Bose

I have too much going on to continue to debate so I'll just concede. However, the fallacy in your post about what I have stated I saw is "assuming they point them toward the audience" -- they did not. Or rather they sort of did, but in the process pointed them at each other as well. Use them for larger groups as you will; properly set up they should be fine, but the real world does not always work that way. At least for me, and that was a good thing many years ago as bands would hire guys like me to make them sound better (then more often than not fire me after showing them how to do it). Oh, and acoustic mixing in a room tends to be decorrelated more than interference patterns directly in line with the speakers.
 
I have too much going on to continue to debate so I'll just concede. However, the fallacy in your post about what I have stated I saw is "assuming they point them toward the audience" -- they did not. Or rather they sort of did, but in the process pointed them at each other as well. Use them for larger groups as you will; properly set up they should be fine, but the real world does not always work that way. At least for me, and that was a good thing many years ago as bands would hire guys like me to make them sound better (then more often than not fire me after showing them how to do it). Oh, and acoustic mixing in a room tends to be decorrelated more than interference patterns directly in line with the speakers.

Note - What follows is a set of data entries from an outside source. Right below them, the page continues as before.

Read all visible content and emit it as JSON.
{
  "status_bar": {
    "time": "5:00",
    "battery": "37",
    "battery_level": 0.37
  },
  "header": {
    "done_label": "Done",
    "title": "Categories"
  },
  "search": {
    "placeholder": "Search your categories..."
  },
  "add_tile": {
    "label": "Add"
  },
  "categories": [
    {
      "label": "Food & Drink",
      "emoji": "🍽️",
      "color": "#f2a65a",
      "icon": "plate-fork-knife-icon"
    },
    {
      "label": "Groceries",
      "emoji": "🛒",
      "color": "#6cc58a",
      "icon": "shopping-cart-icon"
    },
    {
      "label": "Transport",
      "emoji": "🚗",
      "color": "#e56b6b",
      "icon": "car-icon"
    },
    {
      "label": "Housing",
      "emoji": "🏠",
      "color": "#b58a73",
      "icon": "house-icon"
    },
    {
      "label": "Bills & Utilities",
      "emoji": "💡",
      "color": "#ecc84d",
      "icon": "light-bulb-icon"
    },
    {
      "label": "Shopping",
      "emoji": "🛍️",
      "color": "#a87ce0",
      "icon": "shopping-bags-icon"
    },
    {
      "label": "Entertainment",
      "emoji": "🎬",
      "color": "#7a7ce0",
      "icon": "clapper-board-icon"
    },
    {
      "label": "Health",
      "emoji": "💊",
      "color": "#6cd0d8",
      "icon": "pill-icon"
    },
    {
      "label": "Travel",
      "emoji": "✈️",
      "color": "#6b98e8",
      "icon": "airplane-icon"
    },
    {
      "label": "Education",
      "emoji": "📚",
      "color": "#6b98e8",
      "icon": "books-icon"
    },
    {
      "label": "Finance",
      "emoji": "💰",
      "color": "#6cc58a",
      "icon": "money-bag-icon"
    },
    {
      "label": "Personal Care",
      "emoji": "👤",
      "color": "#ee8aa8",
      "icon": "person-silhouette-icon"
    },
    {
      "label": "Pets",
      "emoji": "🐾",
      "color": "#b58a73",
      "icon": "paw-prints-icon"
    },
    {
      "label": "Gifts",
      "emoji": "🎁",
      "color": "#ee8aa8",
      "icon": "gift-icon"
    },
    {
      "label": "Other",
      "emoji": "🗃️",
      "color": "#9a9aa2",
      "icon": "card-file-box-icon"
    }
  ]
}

I'm not trying to debate you Don, just trying to understand what you mean by comb flitering in this context.

Tim
 
Multiple speakers with similar inputs and crossing wavefronts before and throughout the listening area. Depending upon the distance and frequency cancellations (or reinforcements) will occur. If they had not put the same signal into every speaker (four or five of them) it might not have been as noticeable... Picture a small group with four or five (they varied) speakers in a loose semicircle around the stage.
 
Multiple speakers with similar inputs and crossing wavefronts before and throughout the listening area. Depending upon the distance and frequency cancellations (or reinforcements) will occur. If they had not put the same signal into every speaker (four or five of them) it might not have been as noticeable... Picture a small group with four or five (they varied) speakers in a loose semicircle around the stage.

If an array is properly designed, none of this is a problem. Putting 4 or 5 speakers at random points and feeding them the same signal is not a proper array design.

A vertical array can be nearly constant bandwidth between two frequencies that depend on the length and the distance between the nearest drivers. Spacing probably does not want to be equal.
 
That was my point! As I hoped to make clear in my first post, not everyone understands how to use multiple arrays (among other things). Certainly some bands who buy them and slap them on a stage do not.
 
That was my point! As I hoped to make clear in my first post, not everyone understands how to use multiple arrays (among other things). Certainly some bands who buy them and slap them on a stage do not.

Using multiple arrays is not any more complex than using multiple speakers, of course they are just as prone to interference problems if not set up right.